Depuis 1782, combien sont-ils à avoir travaillé dans l’usine du Creusot ? Nous ne le savons pas exactement, mais assurément plus de 150 000, voire 200 000. L’industrie creusotine a attiré une main-d’œuvre importante, c’est moins le cas aujourd’hui avec l’automatisation des productions, qui demande moins d’ouvriers ou d’ouvrières, mais qui requière qu’ils soient très qualifiés.
Partis de 1 850 ouvriers en 1838, les effectifs ouvriers de l’usine du Creusot croissent très vite. Ils sont 6 365 en 1855 et dépassent les 8 000 en 1863. En 1914, ils sont plus de 12 000. Toutefois, la croissance n’est pas linéaire et connaît des hauts et des bas, selon les conjonctures économiques. Le pic historique se situe en 1918, période à laquelle les effectifs dépassent les 21 000 salariés. Au XXe siècle, ils oscillent selon les années entre 10 000 et 14 000, avant de baisser au début des années 1970. Aujourd’hui, l’industrie creusotine emploie environ 5 000 salariés.
Les ouvriers viennent d’abord des campagnes et villages alentour, puis de l’ensemble de la Saône-et-Loire et plus tard des départements limitrophes. Au XIXe siècle, on ne compte que peu d’étrangers dans les usines creusotines. Ils ne représentent que 2,5 % de la population en 1876. Ce sont essentiellement des Italiens (522 personnes), quelques Suisses (42), Anglais (37) et Allemands (23).
L’ancien président chinois a travaillé au Creusot
L’internationalisation massive de la main-d’œuvre se fait autour de la Première Guerre mondiale, où près de 20 % des ouvriers sont d’origine étrangère. On vient de Pologne, d’Italie et du Portugal pour travailler dans l’industrie creusotine. Durant le conflit, on mobilise même des travailleurs coloniaux que le gouvernement français va chercher en Chine. Dans les vagues migratoires suivantes on retrouve notamment des Espagnols, des Maghrébins ou encore des Turcs.
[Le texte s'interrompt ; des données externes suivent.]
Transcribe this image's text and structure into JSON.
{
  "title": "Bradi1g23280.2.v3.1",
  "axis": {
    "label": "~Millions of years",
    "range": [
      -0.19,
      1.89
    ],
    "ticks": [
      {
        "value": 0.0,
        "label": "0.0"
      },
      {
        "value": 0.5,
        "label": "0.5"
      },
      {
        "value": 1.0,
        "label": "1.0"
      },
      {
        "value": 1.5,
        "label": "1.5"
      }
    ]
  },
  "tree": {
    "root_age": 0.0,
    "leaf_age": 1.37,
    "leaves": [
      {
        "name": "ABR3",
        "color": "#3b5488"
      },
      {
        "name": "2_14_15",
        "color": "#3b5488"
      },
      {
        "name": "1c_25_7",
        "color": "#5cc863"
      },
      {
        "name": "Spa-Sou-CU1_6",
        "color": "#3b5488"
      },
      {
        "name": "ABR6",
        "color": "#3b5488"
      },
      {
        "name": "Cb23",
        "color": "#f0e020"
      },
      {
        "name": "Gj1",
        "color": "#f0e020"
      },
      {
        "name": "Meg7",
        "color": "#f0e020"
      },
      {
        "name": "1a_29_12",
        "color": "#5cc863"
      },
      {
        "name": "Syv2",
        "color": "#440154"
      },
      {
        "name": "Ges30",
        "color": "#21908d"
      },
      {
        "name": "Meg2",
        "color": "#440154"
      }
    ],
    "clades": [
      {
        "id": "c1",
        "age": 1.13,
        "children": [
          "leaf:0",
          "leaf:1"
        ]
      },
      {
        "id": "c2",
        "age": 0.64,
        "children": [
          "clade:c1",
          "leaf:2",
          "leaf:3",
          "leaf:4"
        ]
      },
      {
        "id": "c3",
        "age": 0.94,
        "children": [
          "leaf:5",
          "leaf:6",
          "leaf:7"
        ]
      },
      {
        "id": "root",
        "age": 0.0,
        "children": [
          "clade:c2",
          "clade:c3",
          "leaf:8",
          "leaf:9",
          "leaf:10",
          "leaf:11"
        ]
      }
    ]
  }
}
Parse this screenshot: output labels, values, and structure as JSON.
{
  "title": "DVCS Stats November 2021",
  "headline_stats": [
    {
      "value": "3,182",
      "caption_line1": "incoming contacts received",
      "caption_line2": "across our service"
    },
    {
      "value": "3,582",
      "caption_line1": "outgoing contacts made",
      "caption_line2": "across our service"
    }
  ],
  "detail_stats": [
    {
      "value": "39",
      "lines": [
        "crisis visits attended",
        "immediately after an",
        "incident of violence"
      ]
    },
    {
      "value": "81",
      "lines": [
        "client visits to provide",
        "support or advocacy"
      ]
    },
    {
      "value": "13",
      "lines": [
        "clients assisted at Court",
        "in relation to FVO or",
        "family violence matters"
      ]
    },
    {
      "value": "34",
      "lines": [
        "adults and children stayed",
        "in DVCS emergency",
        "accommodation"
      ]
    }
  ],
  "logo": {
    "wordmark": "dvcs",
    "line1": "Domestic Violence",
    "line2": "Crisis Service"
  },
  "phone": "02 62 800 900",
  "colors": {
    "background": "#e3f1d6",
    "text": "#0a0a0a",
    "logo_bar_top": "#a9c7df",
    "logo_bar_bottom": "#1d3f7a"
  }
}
Au-delà de ces grandes communautés, qui forment aujourd’hui la population cosmopolite du Creusot, les dossiers du personnel de l’usine conservent la mémoire de quelques ouvriers illustres, venus travailler dans la cité bourguignonne. C’est le cas de Sully Prudhomme, le premier écrivain à recevoir le Nobel de littérature en 1901, qui travailla au Creusot entre 1858 et 1860. Tout comme Deng Xiao Ping, ancien président de la République Populaire de Chine, qui a travaillé trois semaines au Creusot en avril 1921, durant ses années d’études en France.